Herkese selamlar! Nasılsınız?
Bölüm kısa mı oldu uzun mu oldu tam karar veremedim ama bu kadar yazabildim. İyi değilim bugün. Ama sözümü tutmak için bir şekilde yazmaya başladım. Umarım beğenirsiniz. Beğenmezseniz şimdiden özür dilerim. Ama sözümü tutmak zorundaydım.

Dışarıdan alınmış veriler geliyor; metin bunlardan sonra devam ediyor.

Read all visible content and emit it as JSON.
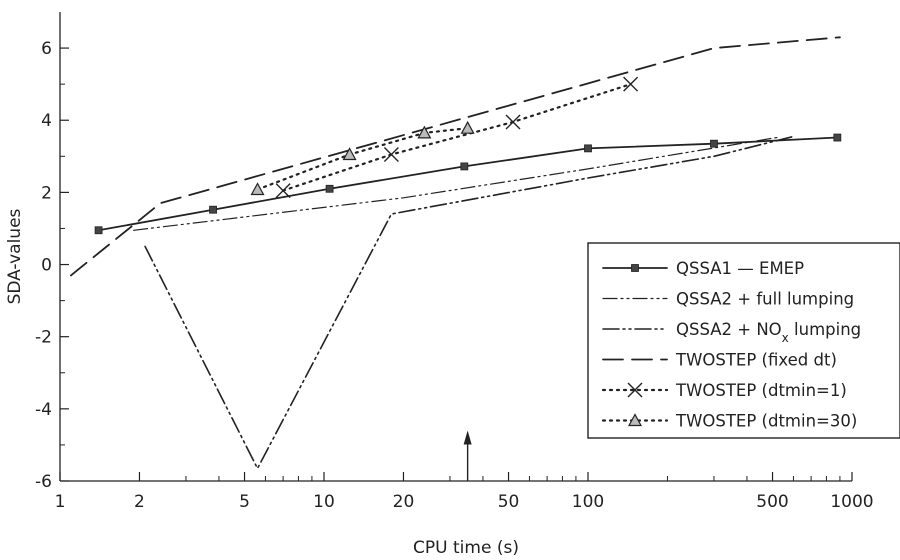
{
  "chart_data": {
    "type": "line",
    "xlabel": "CPU time (s)",
    "ylabel": "SDA-values",
    "x_scale": "log",
    "xlim": [
      1,
      1000
    ],
    "ylim": [
      -6,
      7
    ],
    "x_ticks": [
      1,
      2,
      5,
      10,
      20,
      50,
      100,
      500,
      1000
    ],
    "x_tick_labels": [
      "1",
      "2",
      "5",
      "10",
      "20",
      "50",
      "100",
      "500",
      "1000"
    ],
    "y_ticks": [
      -6,
      -4,
      -2,
      0,
      2,
      4,
      6
    ],
    "y_tick_labels": [
      "-6",
      "-4",
      "-2",
      "0",
      "2",
      "4",
      "6"
    ],
    "grid": false,
    "legend": "right",
    "annotation": {
      "type": "arrow",
      "x": 35,
      "y_from": -6,
      "y_to": -4.6
    },
    "series": [
      {
        "name": "QSSA1 — EMEP",
        "style": "solid",
        "marker": "square",
        "x": [
          1.4,
          3.8,
          10.5,
          34,
          100,
          300,
          880
        ],
        "y": [
          0.95,
          1.52,
          2.1,
          2.72,
          3.22,
          3.35,
          3.52
        ]
      },
      {
        "name": "QSSA2 + full lumping",
        "style": "dash-dot-dot-thin",
        "marker": "none",
        "x": [
          1.9,
          20,
          100,
          520
        ],
        "y": [
          0.95,
          1.85,
          2.65,
          3.52
        ]
      },
      {
        "name": "QSSA2 + NO",
        "name_subscript": "x",
        "name_suffix": " lumping",
        "style": "dash-dot-dot",
        "marker": "none",
        "x": [
          2.1,
          5.6,
          18,
          100,
          300,
          600
        ],
        "y": [
          0.5,
          -5.65,
          1.4,
          2.4,
          3.0,
          3.55
        ]
      },
      {
        "name": "TWOSTEP (fixed dt)",
        "style": "long-dash",
        "marker": "none",
        "x": [
          1.1,
          2.4,
          300,
          900
        ],
        "y": [
          -0.3,
          1.7,
          6.0,
          6.3
        ]
      },
      {
        "name": "TWOSTEP (dtmin=1)",
        "style": "dotted",
        "marker": "x",
        "x": [
          7,
          18,
          52,
          145
        ],
        "y": [
          2.05,
          3.05,
          3.95,
          5.0
        ]
      },
      {
        "name": "TWOSTEP (dtmin=30)",
        "style": "dotted",
        "marker": "triangle",
        "x": [
          5.6,
          12.5,
          24,
          35
        ],
        "y": [
          2.08,
          3.05,
          3.65,
          3.78
        ]
      }
    ]
  }
}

Bu bölümü, zepzep15'e ithaf ediyorum. Umarım beğenirsin ve özlem giderirsin. 💞
Yorumlarınızı ve oylarınızı özür dileyerek bekliyorum. İyi bir yazar olmadığımı biliyorum. Kısa bölüm için özür dilerim. İyi okumalar. <3
⏳
Beş ay önce
İş yemeğine gelen üç arkadaş arasında bir kişi sinirden deliye dönmek üzereydi. Safa, Öznur'a bakan her gözü oymamak için sandalyede zor oturuyordu. Zaten yeterince büyük olan bedeni küçücük sandalyeye daha da sığmıyordu sanki.
"Safa.." diyen ince bir ses duydu. Öznur'un sesiydi.
"Efendim, güzelim?" dedi Safa. Öznur gülümsedi.
"Sinirli misin?"
"Evet." dedi Safa.
"Neden?" diye sordu Öznur. Soruyu sormasıyla Safa'nın bakışlarını insanlardan ayırıp savaşçısına çevirmesi bir oldu.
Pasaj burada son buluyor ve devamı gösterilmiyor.